É intrigante que o diretor e roteirista francês Michel Hazanavicius, vencedor do Oscar pelo superestimado O Artista, tenha escolhido o cineasta Jean-Luc Godard como personagem central de seu novo longa-metragem, O Formidável. Como criadores, eles parecem ser habitantes de galáxias completamente distintas.
Hazanavicius, contudo, não se aproxima de Godard por meio de sua obra, complexa, desafiadora, e multifacetada. Ele opta por sua persona mediada por um olhar bastante específico, o da atriz Anne Wyazemsky, com quem o diretor do clássico Acossado viveu e trabalhou. Sobre o relacionamento, a atriz publicou o livro autobiográfico Um Ano Depois, base do roteiro de O Formidável.
Na obra, Wyazemsky, que morreu neste ano, aos 70 anos, apresenta o homem e o artista, com quem conviveu por muitos anos. A atriz, estrela de A Chinesa (1967), outro marco na carreira de Godard, nos entrega a sua versão do ser humano por trás do mito, da qual Hazanavicius se serve para fazer um filme que não poderia ser mais distante do cinema do gênio da Nouvelle Vague, mas tem lá seu charme, se nos desconectarmos da expectativa de tentar decifrar a esfinge que o diretor franco-suiço é para muitos.
Na pele do ator Louis Garrel (de Os Sonhadores e Canções de Amor) nos é apresentado como um sujeito de temperamento instável, carente e voluntarioso.
Na pele do ator Louis Garrel (de Os Sonhadores e Canções de Amor), Godard surge como um sujeito de temperamento instável, carente e voluntarioso. Humanizado, enfim. Há uma subversão da imagem cristalizada do artista combativo, politicamente engajado, e fervoroso defensor do cinema autoral. Ele surge na tela como um bufão, entre o genial e o patético, repleto de vaidades, e capaz de forjar para si uma imagem que, de certa forma, coincide com a que temos de Godard.
Como fez em O Artista, ao retratar a Hollywood dos tempos do cinema mudo, Hazanavicius constrói uma obra autorreflexiva, um filme que fala do cinema, mas de forma algo paródica: o Godard de Garrel é uma espécie de soma dos estereótipos mais recorrentes da Nouvelle Vague e do diretor obcecado por ser visto como autor.

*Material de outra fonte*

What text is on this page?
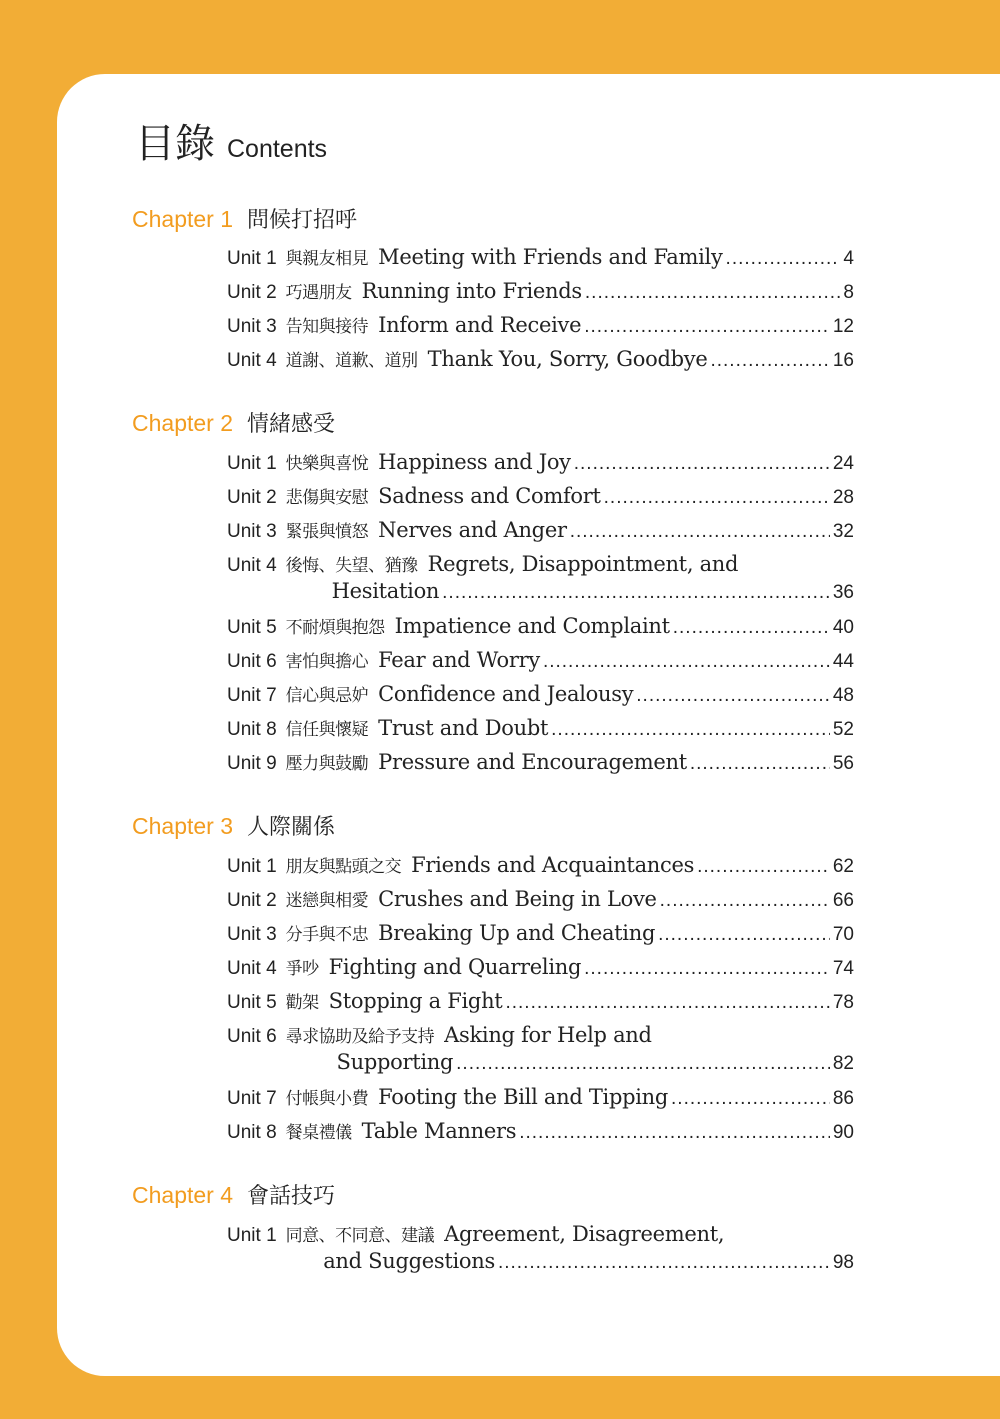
目錄 Contents
Chapter 1 問候打招呼
Unit 1 與親友相見 Meeting with Friends and Family .....	4
Unit 2 巧遇朋友 Running into Friends .....	8
Unit 3 告知與接待 Inform and Receive .....	12
Unit 4 道謝、道歉、道別 Thank You, Sorry, Goodbye .....	16
Chapter 2 情緒感受
Unit 1 快樂與喜悅 Happiness and Joy .....	24
Unit 2 悲傷與安慰 Sadness and Comfort .....	28
Unit 3 緊張與憤怒 Nerves and Anger .....	32
Unit 4 後悔、失望、猶豫 Regrets, Disappointment, and
Hesitation .....	36
Unit 5 不耐煩與抱怨 Impatience and Complaint .....	40
Unit 6 害怕與擔心 Fear and Worry .....	44
Unit 7 信心與忌妒 Confidence and Jealousy .....	48
Unit 8 信任與懷疑 Trust and Doubt .....	52
Unit 9 壓力與鼓勵 Pressure and Encouragement .....	56
Chapter 3 人際關係
Unit 1 朋友與點頭之交 Friends and Acquaintances .....	62
Unit 2 迷戀與相愛 Crushes and Being in Love .....	66
Unit 3 分手與不忠 Breaking Up and Cheating .....	70
Unit 4 爭吵 Fighting and Quarreling .....	74
Unit 5 勸架 Stopping a Fight .....	78
Unit 6 尋求協助及給予支持 Asking for Help and
Supporting .....	82
Unit 7 付帳與小費 Footing the Bill and Tipping .....	86
Unit 8 餐桌禮儀 Table Manners .....	90
Chapter 4 會話技巧
Unit 1 同意、不同意、建議 Agreement, Disagreement,
and Suggestions .....	98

Há que se lembrar que Anne Wyazemsky (no filme vivida por Stacy Martin), que também trabalhou com o italiano Pier Paolo Pasolini, apresenta Godard por meio de seu olhar inevitavelmente parcial e afetivo, também sabendo da vontade do público de saber mais sobre seu ex-companheiro e personagem. É um Godard entre muitos possíveis, nas mãos de um realizador apenas mediano como Hazanavicius.